Matt Bowes Saves an Amstrad ALT-286 From the Scrapheap, Turns It Into a Beast of a Sleeper Build
Say goodbye to the original Intel 80286 processor: this luggable now features a gaming-ready AMD Ryzen 9 8945HS.
Matt Bowes has turned lemons into lemonade, after being unable to repair a faulty Amstrad ALT-286 laptop manufactured back in 1990 — turning it into a luggable sleeper build with considerably more power under the hood than Amstrad could have ever imagined.
"A while ago I made a video where I tried to repair this the Amstrad ALT-286," Bowes explains by way of background, "and in that video we didn't quite get to the resolution that I had in mind. So yes, I've gone ahead and created myself an awesome little retro sleeper [build] using this amazing Amstrad laptop. And why wouldn't you? The design of this thing just screams '80s cyberdeck."
The design might date back to the very late 1980s, but the Amstrad ALT-286 hit the market at the turn of the decade in 1990 — launching with an Intel 80286 processor, up to 4MB of memory, a 720kB floppy drive and 60MB hard disk, and a 640×480 monochrome LCD. Like many portables of the era, though, the hardware wasn't designed to last for quite this long, and it's no surprise to find that Bowes' grey luggable had computed its last.
Rather than scrap the whole thing, Bowes decided to gut its faulty internals and repurpose as much of the chassis as possible to put together a sleeper build with considerably improved specifications courtesy of a MINISFORUM UM890 Pro compact computer. This provides an AMD Ryzen 9 8945HS CPU, many orders of magnitude more powerful than the faulty motherboard's 80286. The monochrome display is replaced with a modern color model, chosen to fit behind the original bezel and held in place with 3D-printed brackets.

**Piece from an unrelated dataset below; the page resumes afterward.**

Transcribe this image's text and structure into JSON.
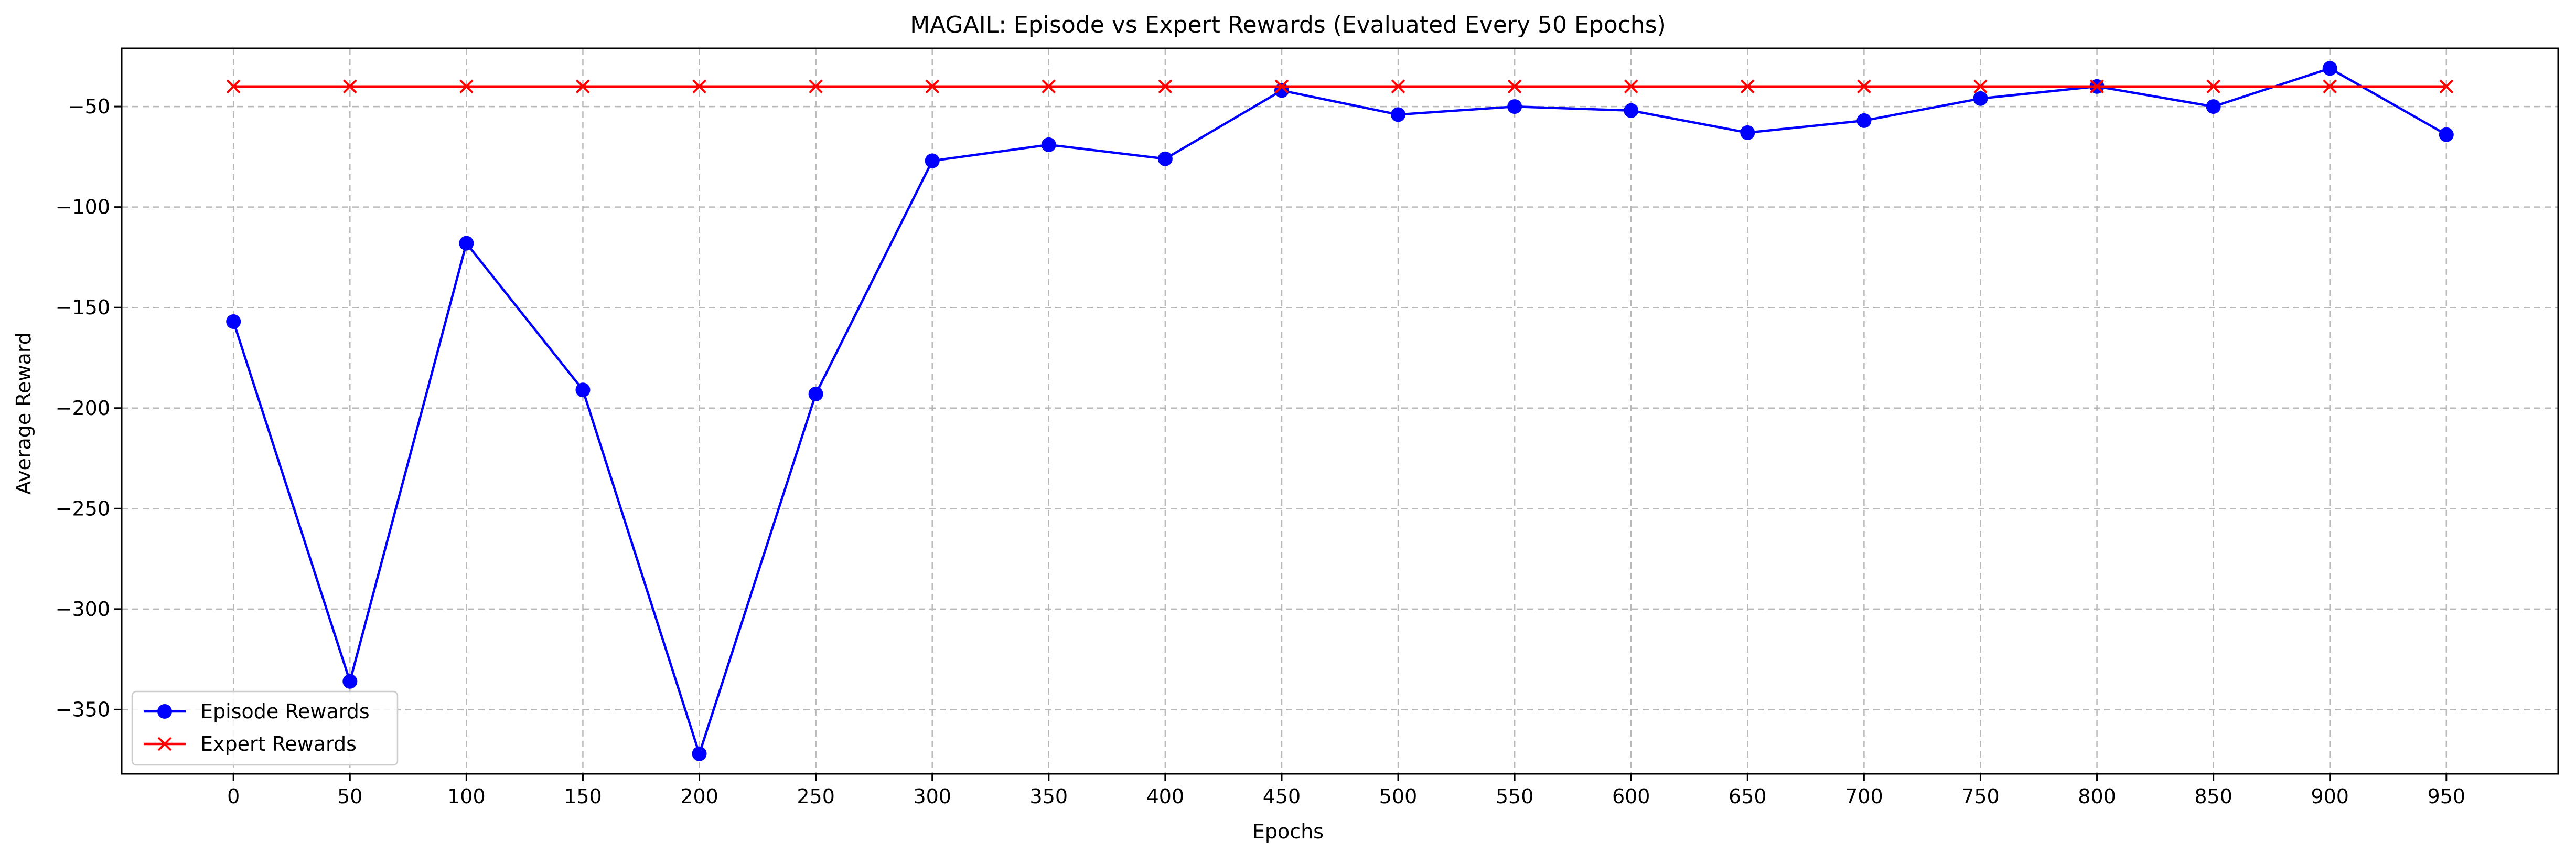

The laptop's original keyboard was based around IBM's AT standard, which is easily adapted to a slightly more modern PS/2 — then from PS/2 to the ubiquitous USB. The mini-PC lives in what was originally the battery and expansion bay, fitted with 32GB of DDR5 memory and 1TB of NVMe storage. Finally, some modern ports are added — and the laptop's original serial and parallel ports converted to connect to dongles that adapt them to a pair of gigabit Ethernet connections. The only missing feature: the ability to run on battery power.
The project is documented in full in the video embedded above and on Bowes' YouTube channel; STL files for the 3D-printed parts have been uploaded to Dropbox under an unspecified license.